Recentemente, a empresa deu um novo passo. Criou uma linha voltada às vendas corporativas. “Há algum tempo, grandes empresas nos procuravam em busca de presentes corporativos, e colocamos uma executiva de contas para atender esse público de forma mais personalizada”, explica Peron. A executiva revela que havia uma demanda represada de companhias buscando itens para presentear clientes ou a própria equipe com produtos mais sofisticados, mas que as vendas eram tímidas porque os itens com valor agregado maior acabavam superando as verbas destinadas para essa finalidade. “Percebemos que tinha uma lacuna a ser preenchida com os nossos produtos. Com o mesmo rigor, a mesma qualidade, mas sem os adereços artesanais que usamos nas linhas regulares”, conta Peron. “A extensão de nossas coleções para vendas corporativas nasceu para atender marcas que queriam presentear com nossos produtos, viabilizando compras em volumes maiores.”
Para a linha corporativa, a CASA feito brasil criou formulações exclusivas como extensões de coleções regulares. “A Ziriguidum, que é uma linha premium composta pela Goiabada Hidratante, um neurocosmético do bem-estar, a Tapioca, uma espuma de banho bio-detox, e a Rapadura, um esfoliante, ganhou dois novos produtos: a Maria-Mole, que é um creme para áreas ressecadas, e a Cocadinha, um esfoliante com coco”, exemplifica Lena Peron.

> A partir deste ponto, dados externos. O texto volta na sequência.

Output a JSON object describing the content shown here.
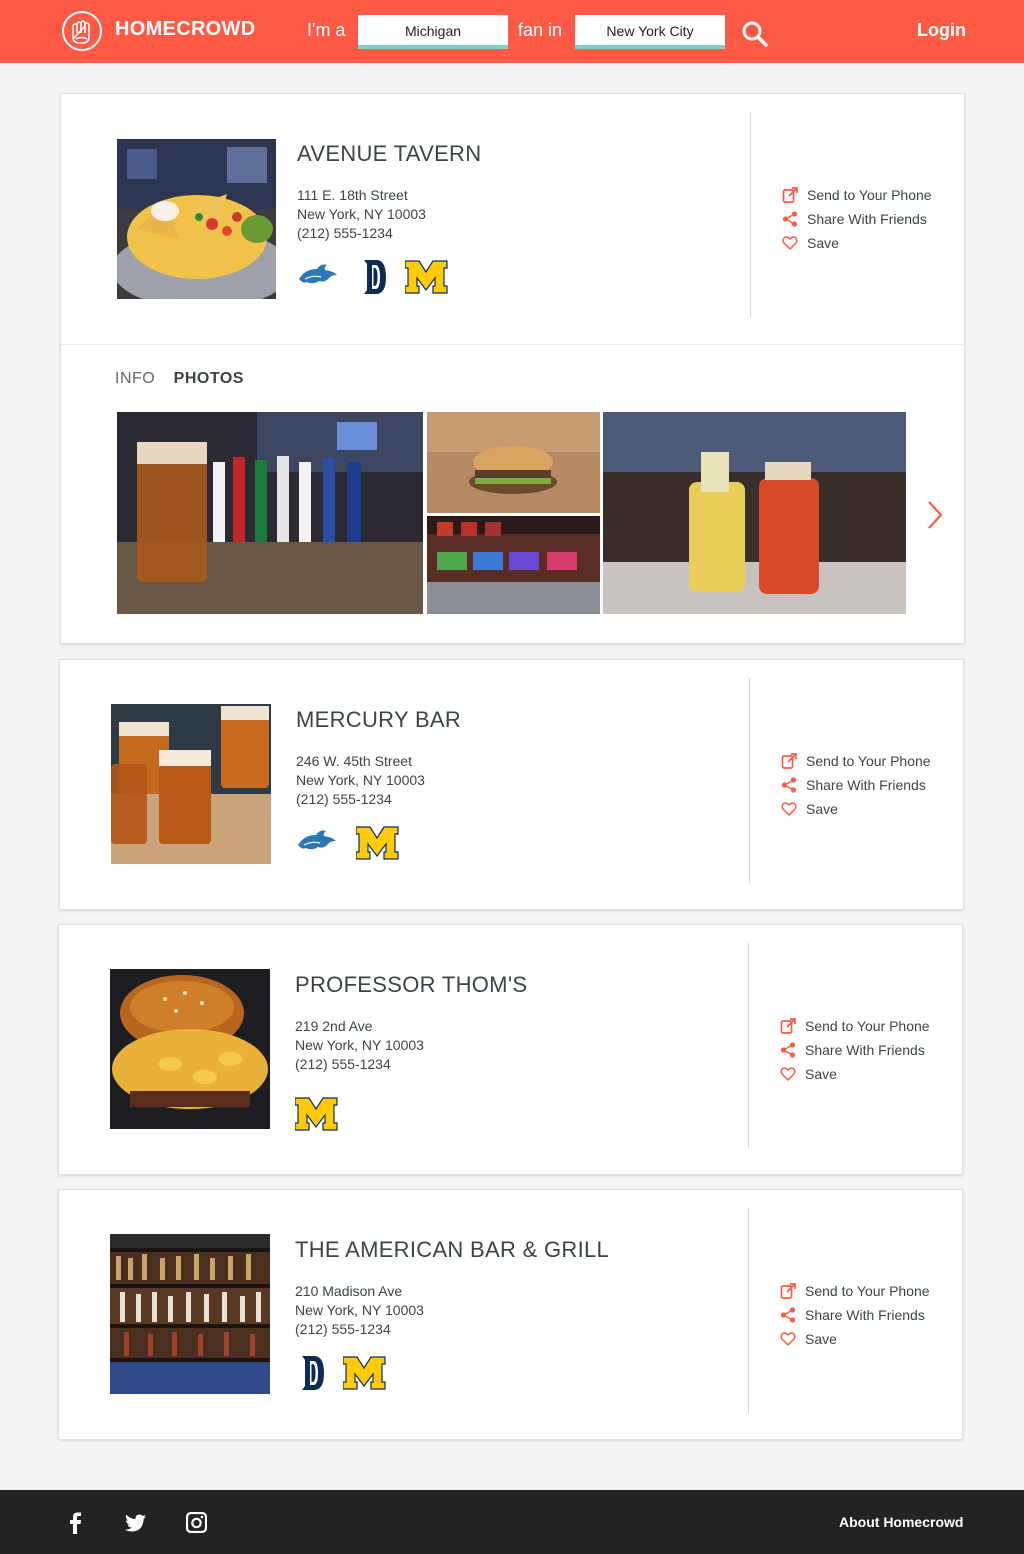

Dependendo da quantidade demandada nas compras corporativas, a feito brasil comercializa itens de linha, com opções em volumes menores que os das linhas regulares. Mas a empresa também desenvolve produtos personalizados, se o cliente desejar, e diz poder customizar as embalagens. “Quando não dá para mexer na embalagem original, podemos trabalhar com caixas, fitas ou tags com as marcas das empresas.”

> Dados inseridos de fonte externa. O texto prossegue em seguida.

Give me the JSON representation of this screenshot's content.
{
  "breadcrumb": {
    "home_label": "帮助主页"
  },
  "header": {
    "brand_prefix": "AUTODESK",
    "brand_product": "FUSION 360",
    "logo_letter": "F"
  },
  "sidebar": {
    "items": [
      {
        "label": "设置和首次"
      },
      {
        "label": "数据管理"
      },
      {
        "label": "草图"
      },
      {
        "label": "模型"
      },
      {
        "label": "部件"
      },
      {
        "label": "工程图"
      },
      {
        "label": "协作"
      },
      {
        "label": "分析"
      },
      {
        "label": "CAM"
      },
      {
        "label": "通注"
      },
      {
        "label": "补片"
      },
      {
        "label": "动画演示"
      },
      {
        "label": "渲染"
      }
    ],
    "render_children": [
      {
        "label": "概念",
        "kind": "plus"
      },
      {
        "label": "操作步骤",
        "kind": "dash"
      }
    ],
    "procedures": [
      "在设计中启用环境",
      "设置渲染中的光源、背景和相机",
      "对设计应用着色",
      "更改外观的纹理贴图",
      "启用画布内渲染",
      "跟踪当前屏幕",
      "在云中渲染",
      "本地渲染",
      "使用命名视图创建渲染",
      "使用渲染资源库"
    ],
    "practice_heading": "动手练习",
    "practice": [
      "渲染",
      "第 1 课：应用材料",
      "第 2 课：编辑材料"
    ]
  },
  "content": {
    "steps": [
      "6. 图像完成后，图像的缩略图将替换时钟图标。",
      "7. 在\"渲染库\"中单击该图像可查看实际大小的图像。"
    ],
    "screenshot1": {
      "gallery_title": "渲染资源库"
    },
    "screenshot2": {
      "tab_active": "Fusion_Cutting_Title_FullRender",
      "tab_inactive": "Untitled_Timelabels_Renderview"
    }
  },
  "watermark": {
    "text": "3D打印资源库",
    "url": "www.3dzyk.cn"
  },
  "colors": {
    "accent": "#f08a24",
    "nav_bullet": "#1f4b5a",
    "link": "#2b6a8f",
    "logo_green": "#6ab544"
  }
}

Para lançar essa nova categoria de produtos, contudo, a empresária diz ter encontrado dificuldades no suprimento de embalagens – nada que tenha sido diferente das barreiras enfrentadas desde o nascimento da empresa. “É muito importante que se comente sobre o impacto da área de embalagens no empreendedorismo no Brasil”, alerta Peron. Segundo ela, alguns fornecedores não olham para os pequenos e médios negócios com atenção. “Muitos só trabalham com quantidades enormes, e alguns nem nos atendem, sem se dar conta de que o pequeno hoje pode ser o grande de amanhã, e de que é nessas empresas que estão a inovação e a criatividade”, completa.
“Mas eu sou muito insistente, e tenho a meu favor o poder de convencimento”, brinca a empresária, revelando que não desiste de trazer embalagens que ajudem a contar aos consumidores as histórias dos seus produtos. “A feito brasil nunca teve investidores por trás, nunca foi uma marca gigante, mas acho que minha história e as coisas que fazemos aqui têm tanto significado, tantos valores, são repletas de boas intenções, que até os fornecedores mais chiques se abrem para nós. Então, mesmo com muitas dificuldades nessa parte de embalagens, conseguimos achar caminhos que contam uma história com significado.”